The fish may be gone, and the trees all cut down, but the spirit of those intrepid watermen and timber­fallers lives on in Fort Bragg, in the layabouts and ne'er-do-wells plying her foggy streets and drinking at her seedy bars. The rest of the world may have softened up enough to be gummed and digested by a toothless old vagrant, but living in Fort Bragg requires a little more mettle, and I for one am proud to call it home.

4 Comments

  1. William Ray November 15, 2017

    I too worked in the woods, though for just a season when first arriving in Mendocino County. It was the best paid job I had ever had. However, my life wasn’t worth ten cents. Maybe this perilous condition is what lies behind the somewhat inverted, corporately glorified, cliche of the intrepid woodchoppers in the glade.
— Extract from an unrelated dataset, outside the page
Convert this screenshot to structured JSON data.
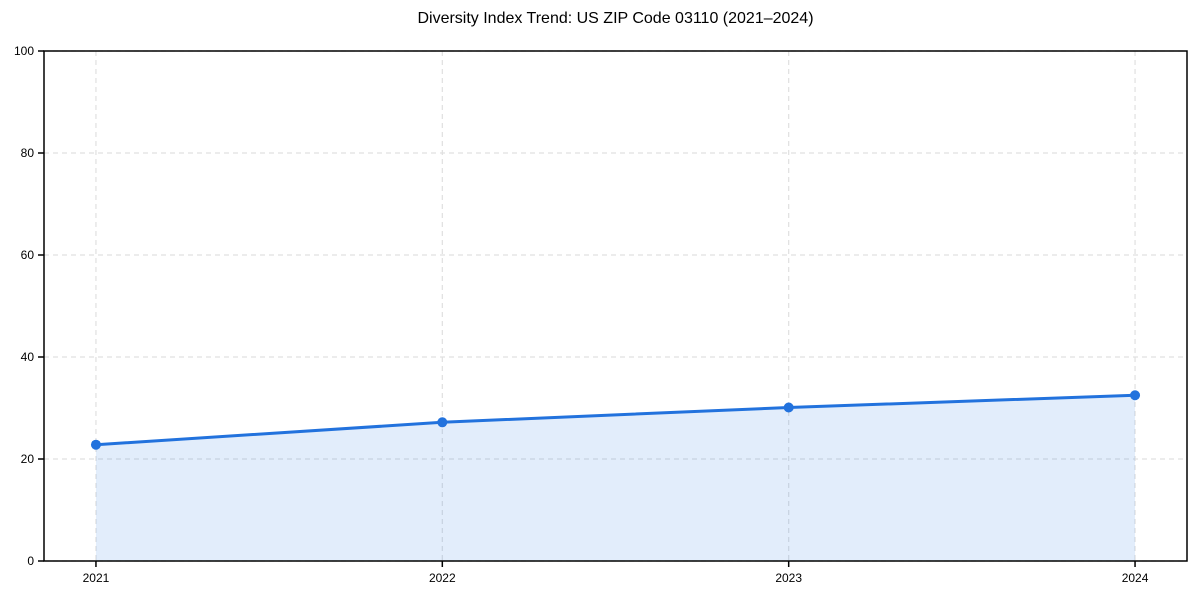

Everybody knew the terms. There was a perfunctory rule about wearing a plastic helmet and practicing “safety”. The fatality rate for loggers when I worked was exceeded only by workers in the coal mines, another occupation surrounded with faux-mythic glory. To get to the job, my wife woke me at three, I drove to Potter Valley at four, took a crummy or a cat to the site by seven, worked twelve hours, got home about 9:30, took a bath, ate, and fell asleep to wake again in the middle of the night. Fortunately I was the greenest of the gang, was laid off around Thanksgiving, and thus did not suffer the inconvenience of getting myself killed. I came close when the cat driver pushed some teepeed redwoods in a clearing, now Third Gate in Willits, while I was still putting the choker cable around one of them at the stump, The tree rolled on the stump up my arm at that moment and upon consideration I decided to back up for reasons related to matters of health and well being. I very well understand the writer’s remark about some loggers being “hung over or still drunk from the night before,” There was a lot of violence and heartache following from the, in some ways, heroic woodman’s craft. It took skill and guts. Exploitation of both land and workers was of course inextricably joined, and the higher Hidden Hand residing elsewhere deposited the profits at the bank. It couldn’t care less about damages done down the line. Although I turned in log decks twice as high as my co-workers, it didn’t particularly mean anything. It is a blessing to me now when Einar Erickson fired me with the first snows. (There were Autumn snows then.) Erickson was born in the woods near Albion. It was magnificent work in one sense, comparable to chasing Moby Dick across the ocean and bringing down the prodigious beast. But the temperate rain forest is gone, along with the hardworking temporary help.

  2. Michael Koepf November 17, 2017

    Flynn Washburne. if he’s still in the slammer, out of jealousy, other writers in Mendocino should pay someone in Surenos X3 to put poison his pruno, because he’s fast becoming the best writer in the redwoods.

    • George Hollister November 17, 2017

      Washburne isn’t a bad writer, and neither is Koepf.

  3. Cocaine Katie December 9, 2017

    I generally find Mr. Washburn’s screeds eminently readable.

    When is your novel coming out, Flynn?